Employers may be permitted to exclude individuals unable to receive a COVID-19 vaccine from the workplace, under certain circumstances. In the event that an employee is unable to receive a vaccine due to a disability, the employer should conduct an individualized assessment to determine whether a direct threat scenario exists.
If a direct threat cannot be reduced to an acceptable level via reasonable accommodation, the employer may exclude the employee from physically entering the workplace, the agency said. Similarly, if an employee is unable to receive a vaccine due to a sincerely held religious practice or belief, and there is no reasonable accommodation possible, an employer may exclude the employee from the workplace lawfully.

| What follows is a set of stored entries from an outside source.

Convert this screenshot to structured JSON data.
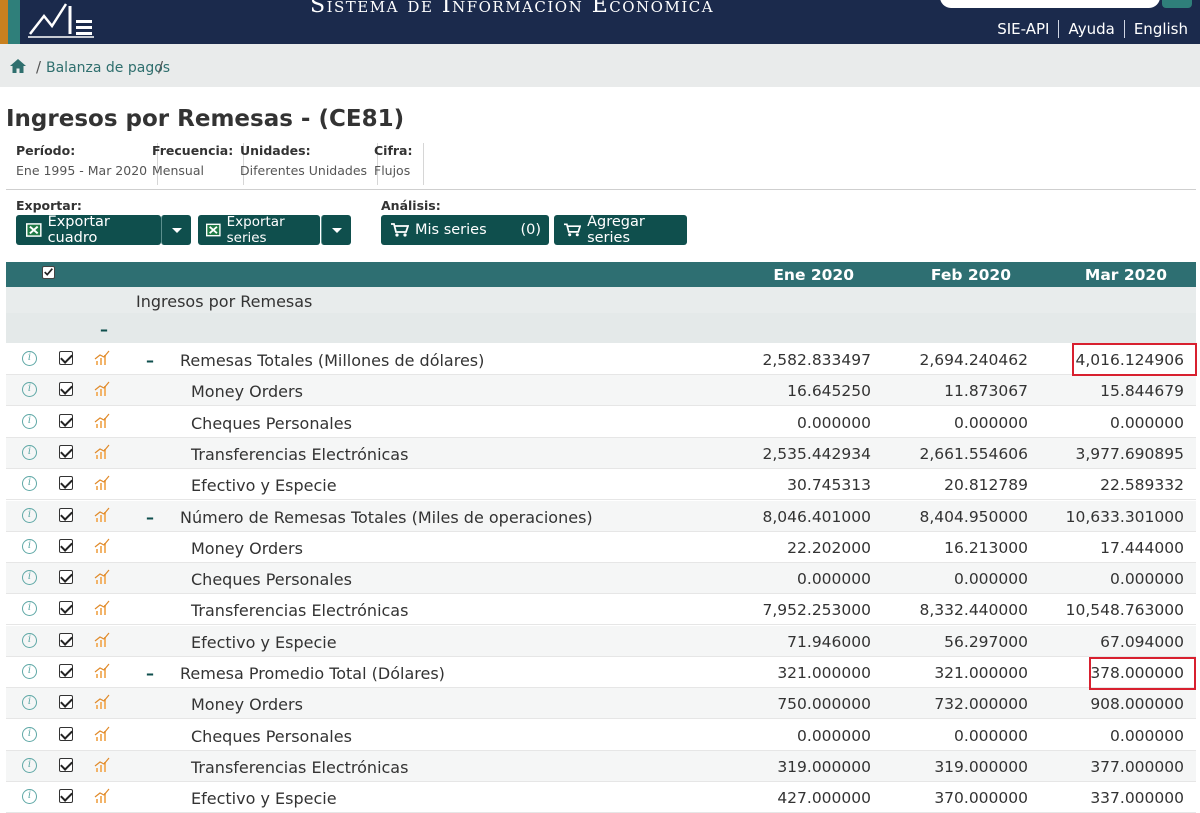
{
  "header": {
    "site_title": "Sistema de Información Económica",
    "links": [
      "SIE-API",
      "Ayuda",
      "English"
    ]
  },
  "breadcrumb": {
    "items": [
      "Balanza de pagos"
    ]
  },
  "page": {
    "title": "Ingresos por Remesas - (CE81)",
    "meta": [
      {
        "label": "Período:",
        "value": "Ene 1995 - Mar 2020"
      },
      {
        "label": "Frecuencia:",
        "value": "Mensual"
      },
      {
        "label": "Unidades:",
        "value": "Diferentes Unidades"
      },
      {
        "label": "Cifra:",
        "value": "Flujos"
      }
    ]
  },
  "toolbar": {
    "export_label": "Exportar:",
    "export_table": "Exportar cuadro",
    "export_series": "Exportar series",
    "analysis_label": "Análisis:",
    "my_series": "Mis series",
    "my_series_count": "(0)",
    "add_series": "Agregar series"
  },
  "table": {
    "columns": [
      "Ene 2020",
      "Feb 2020",
      "Mar 2020"
    ],
    "group_title": "Ingresos por Remesas",
    "rows": [
      {
        "name": "Remesas Totales (Millones de dólares)",
        "level": 1,
        "values": [
          "2,582.833497",
          "2,694.240462",
          "4,016.124906"
        ],
        "highlight": true
      },
      {
        "name": "Money Orders",
        "level": 2,
        "values": [
          "16.645250",
          "11.873067",
          "15.844679"
        ]
      },
      {
        "name": "Cheques Personales",
        "level": 2,
        "values": [
          "0.000000",
          "0.000000",
          "0.000000"
        ]
      },
      {
        "name": "Transferencias Electrónicas",
        "level": 2,
        "values": [
          "2,535.442934",
          "2,661.554606",
          "3,977.690895"
        ]
      },
      {
        "name": "Efectivo y Especie",
        "level": 2,
        "values": [
          "30.745313",
          "20.812789",
          "22.589332"
        ]
      },
      {
        "name": "Número de Remesas Totales (Miles de operaciones)",
        "level": 1,
        "values": [
          "8,046.401000",
          "8,404.950000",
          "10,633.301000"
        ]
      },
      {
        "name": "Money Orders",
        "level": 2,
        "values": [
          "22.202000",
          "16.213000",
          "17.444000"
        ]
      },
      {
        "name": "Cheques Personales",
        "level": 2,
        "values": [
          "0.000000",
          "0.000000",
          "0.000000"
        ]
      },
      {
        "name": "Transferencias Electrónicas",
        "level": 2,
        "values": [
          "7,952.253000",
          "8,332.440000",
          "10,548.763000"
        ]
      },
      {
        "name": "Efectivo y Especie",
        "level": 2,
        "values": [
          "71.946000",
          "56.297000",
          "67.094000"
        ]
      },
      {
        "name": "Remesa Promedio Total (Dólares)",
        "level": 1,
        "values": [
          "321.000000",
          "321.000000",
          "378.000000"
        ],
        "highlight": true
      },
      {
        "name": "Money Orders",
        "level": 2,
        "values": [
          "750.000000",
          "732.000000",
          "908.000000"
        ]
      },
      {
        "name": "Cheques Personales",
        "level": 2,
        "values": [
          "0.000000",
          "0.000000",
          "0.000000"
        ]
      },
      {
        "name": "Transferencias Electrónicas",
        "level": 2,
        "values": [
          "319.000000",
          "319.000000",
          "377.000000"
        ]
      },
      {
        "name": "Efectivo y Especie",
        "level": 2,
        "values": [
          "427.000000",
          "370.000000",
          "337.000000"
        ]
      }
    ]
  },
  "colors": {
    "header_bg": "#1b2a4c",
    "accent": "#0f4f4d",
    "table_header": "#2e6f72",
    "highlight": "#d8202f"
  }
}
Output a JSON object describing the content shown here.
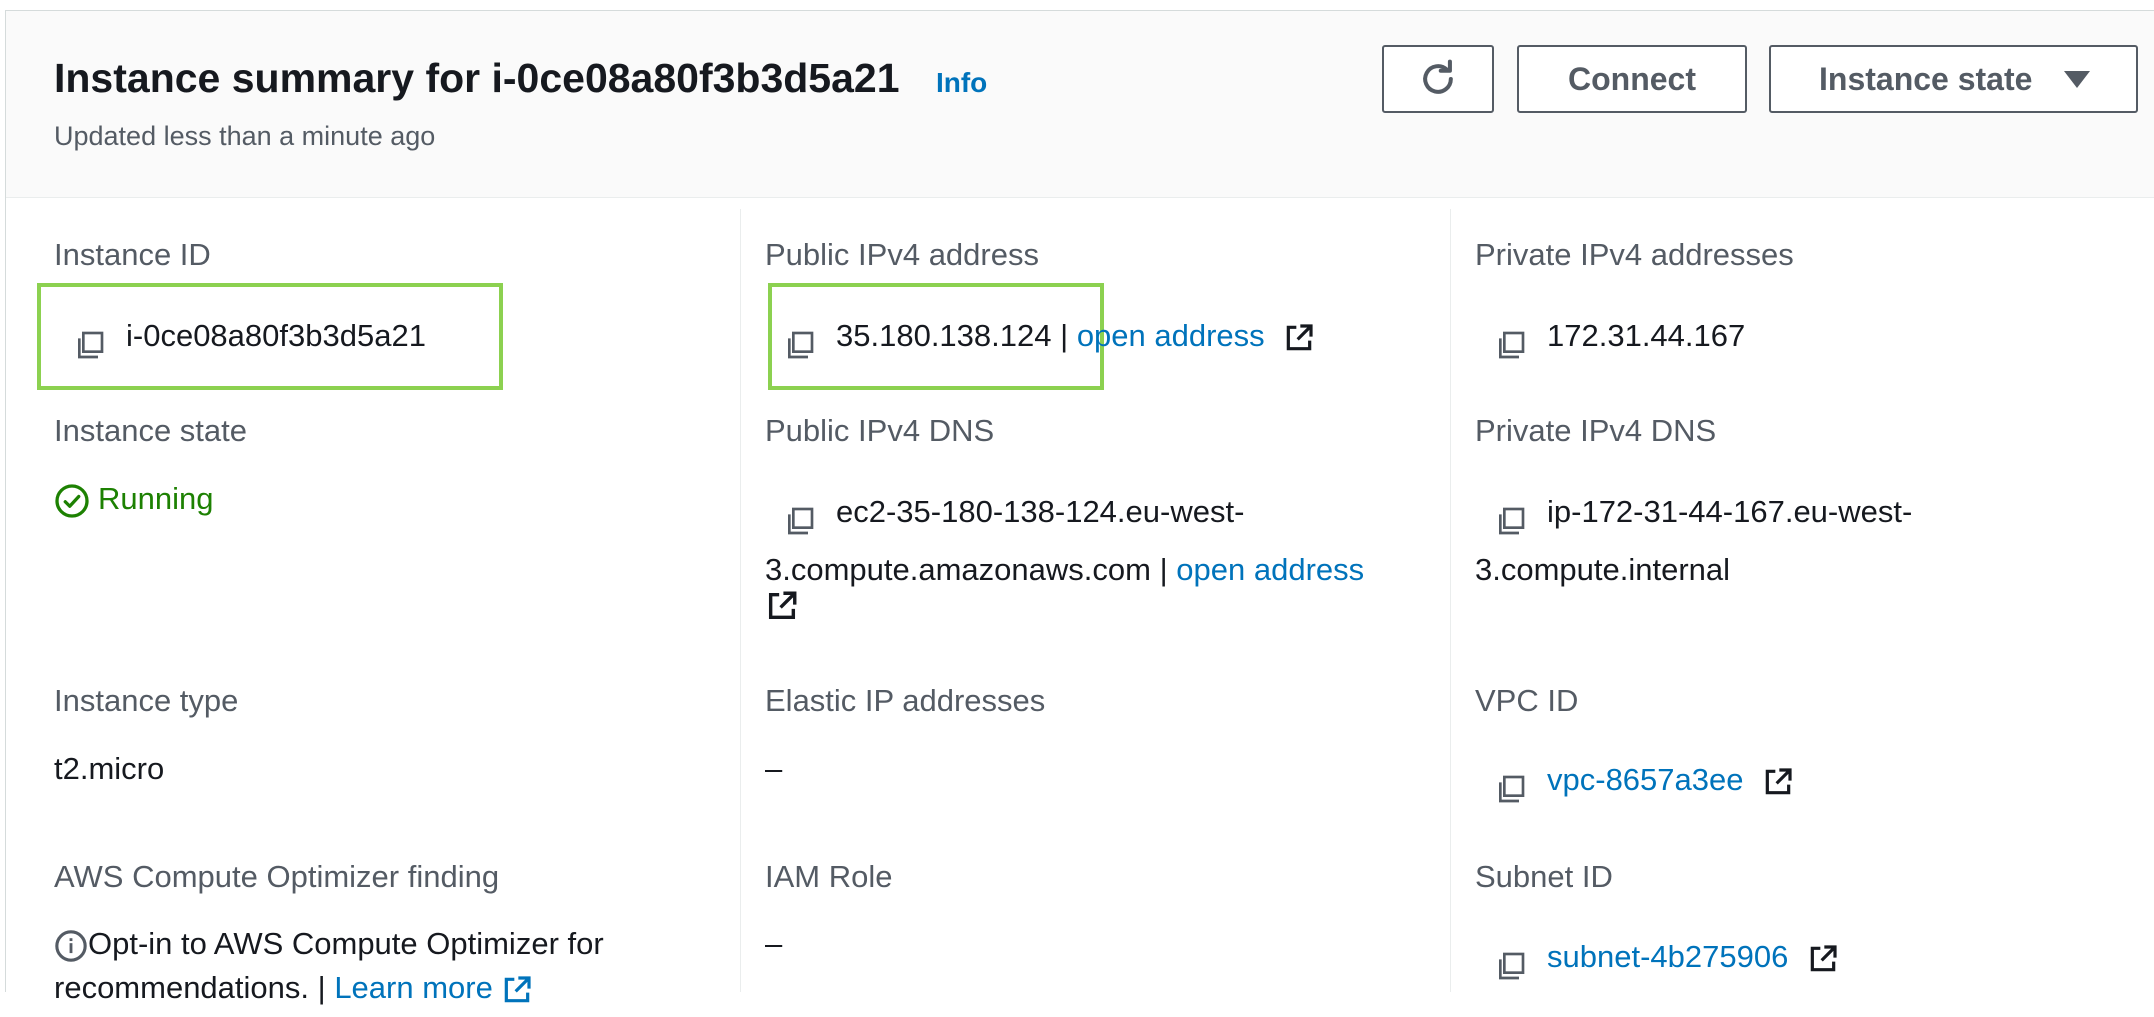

The EEOC's guidance specified that administering a COVID-19 vaccine to employees, or requiring proof that employees have received a COVID-19 vaccine, does not involve the use of genetic information to make employment decisions nor the acquisition or disclosure of genetic information. Therefore, Title II of the Genetic Information Nondiscrimination Act is not implicated by such requirements. But pre-screening questions that ask about genetic information may violate the act, EEOC said.
If an employer requires employees to provide proof that they have received a COVID-19 vaccine from their healthcare provider, "the employer may want to warn the employee not to provide genetic information as part of the proof," EEOC said. So long as employers provide this warning, any information received in response would be considered not unlawful under GINA, the agency added.